In a similarly heightened way, Bronstein cast herself as the doctor who chastises Linda for her daughter’s slow improvement — not an obviously sympathetic role. “I thought, I’m going into surrealism and it would be a cool meta thing if I was saying to my own emotional avatar, ‘Get your fucking act together. Sort your life out.’ I think it pays off in the movie, but it was incredibly stressful.”
Audience engagement
For Bronstein, the moments of heightened reality would only work if the audience was entirely in Linda’s shoes. “I wanted the viewer to be radically in her point of view, with no way to check against it,” she says. “We are never seeing her from someone else’s eyes. We’re in her reality, and she’s in a hell.”
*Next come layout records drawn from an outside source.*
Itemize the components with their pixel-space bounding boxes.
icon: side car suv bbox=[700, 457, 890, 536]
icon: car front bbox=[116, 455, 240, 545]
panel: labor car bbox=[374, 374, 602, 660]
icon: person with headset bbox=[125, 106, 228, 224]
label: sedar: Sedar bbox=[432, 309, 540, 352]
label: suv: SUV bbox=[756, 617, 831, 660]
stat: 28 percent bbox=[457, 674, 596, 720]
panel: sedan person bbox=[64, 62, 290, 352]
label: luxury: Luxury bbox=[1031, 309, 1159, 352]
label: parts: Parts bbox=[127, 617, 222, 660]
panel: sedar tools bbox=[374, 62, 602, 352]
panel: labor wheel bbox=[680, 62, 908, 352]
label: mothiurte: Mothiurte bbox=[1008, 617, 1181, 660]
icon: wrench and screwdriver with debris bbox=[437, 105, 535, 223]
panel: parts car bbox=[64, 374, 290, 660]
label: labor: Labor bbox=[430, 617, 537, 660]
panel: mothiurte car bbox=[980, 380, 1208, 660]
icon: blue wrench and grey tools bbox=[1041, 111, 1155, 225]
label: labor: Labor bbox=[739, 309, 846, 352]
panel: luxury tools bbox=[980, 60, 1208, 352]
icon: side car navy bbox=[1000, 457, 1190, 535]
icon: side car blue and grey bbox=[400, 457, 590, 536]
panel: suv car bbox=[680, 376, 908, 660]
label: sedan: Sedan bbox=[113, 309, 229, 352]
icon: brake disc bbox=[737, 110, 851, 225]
That hell is also why Quinn’s character is almost never on-screen. “That idea was two-prong,” says Bronstein. “The conceptual part is that this woman cannot see her child in a figurative sense. This is something that’s happening to her. She cannot see her child as anything other than a responsibility, an obligation. I decided to make that literal.
“The other part of it, that’s the manipulation,” continues Bronstein. “Once you introduce the face of a child, your sympathy and concern are going to go with the child. If the viewer experienced the child as a person rather than a voice in Linda’s reality, I would have lost the audience. It was a big swing, but when you’re making a movie, you must have a psychotic level of confidence in your own ideas.”
The film’s subjectivity has drawn wildly diverse reactions, which fascinated Byrne. “One guy would not deign to try to understand how she could be acting like this,” she recalls. “Then we were speaking to a journalist who has a child with special needs, and she was like, ‘Every choice Linda made was exactly right. It was what she had to do.’ Other people asked if Caroline, the patient, was a figment of her imagination. Was Rocky real? Was the black hole [in the ceiling] an existential birth canal? I’ve never been part of conversations around a piece of art like this.”
For Bronstein, such wildly differing reactions are the point. “You can’t be precious as a filmmaker if you’re doing this sort of endeavour. When people ask me directly for my interpretation, what I always say is, ‘I’m more interested in hearing what you thought.’ Sometimes it is exactly what I was thinking, and sometimes it’s off-the-wall bananas. I love it either way. That’s the kind of work I want to continue making, if people will let me.